I also have two versions of the Kencove netting, but don't use them. I actually prefer to use electric fence wire instead.
The hot wires on netting are the horizontal bands, and those can be duplicated with with the wires......you start at ground level and add as many as you think are needed to achieve exclusion. A wire fence costs a fraction of what netting does, so enables you to enclose a much larger area for the same cost. It is also more flexible as to where you put your corners and is easier to maintain.
Netting is as much a physical fence as it is an electric fence, and thus some animals will consider it as such and try to jump or fly over it. Electric fences are psychological barriers that animals won't cross out of fear of another painful jolt of juice. So the goal with an E fence made of wire, etc, is to simply get them to touch it. With wires, they will try to crawl under or through and get themselves zapped in the process. As other's have suggested, if the fence is cranked up to 7,000 volts plus.......it will light em up and they will not want to suffer a repeat of that. Fence charger should be 1 joule minimum.......which may be rated for 25 to 30 miles of fence, even if you only do a few hundred feet of it.

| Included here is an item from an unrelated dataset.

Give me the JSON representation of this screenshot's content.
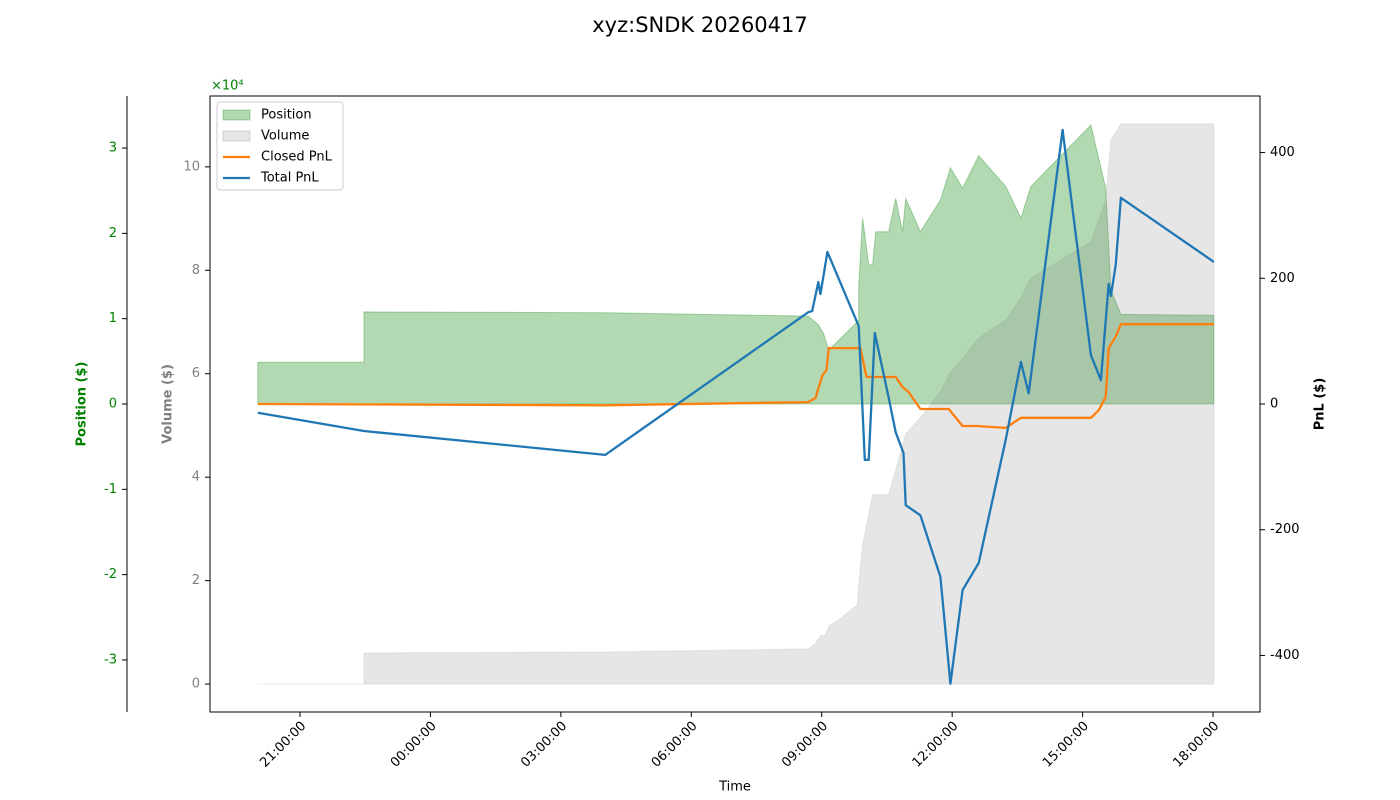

Materials needed for wire fences are steel T posts for corners, with donut insulators for the wire to run through. Step in plastic posts designed for E fences....on fairly level ground, space them 20 to 25 feet apart......, and my preference for materials for a permanent fence is 17 gauge aluminum fence wire. Softer and more flexible to work with than 14 gauge steel......more visible. You will need at least one ratchet type tensioner (strainer) for each strand level to keep your fence tight.
To keep fence clear and free of weeds, I now use Roundup (generic) to maintain a width of 1 foot on either side of the fence (2 feet total width of clear ground). Bottom strand is only 4 or 5 inches off the deck, so with such close tolerance, you can't allow weeds to flourish......or they will short out your fence and kill it. Bare dirt also gives the animal a good contact to ground and gives them a better shock.
So a tight coop that nothing, absolutely nothing can get into at night, and an e-fence on guard 24-7........365 days a year........and you will diminish the threat from most ground based predators to a very low level. I'm well into my third year and haven't lost a bird to a predator yet, and strategy above is the secret to my success. Actually, not a secret at all. I tell anybody and everybody I meet that is how I do it. Some follow suit and have similar success. A lot of others don't........and well......a lot of others don't.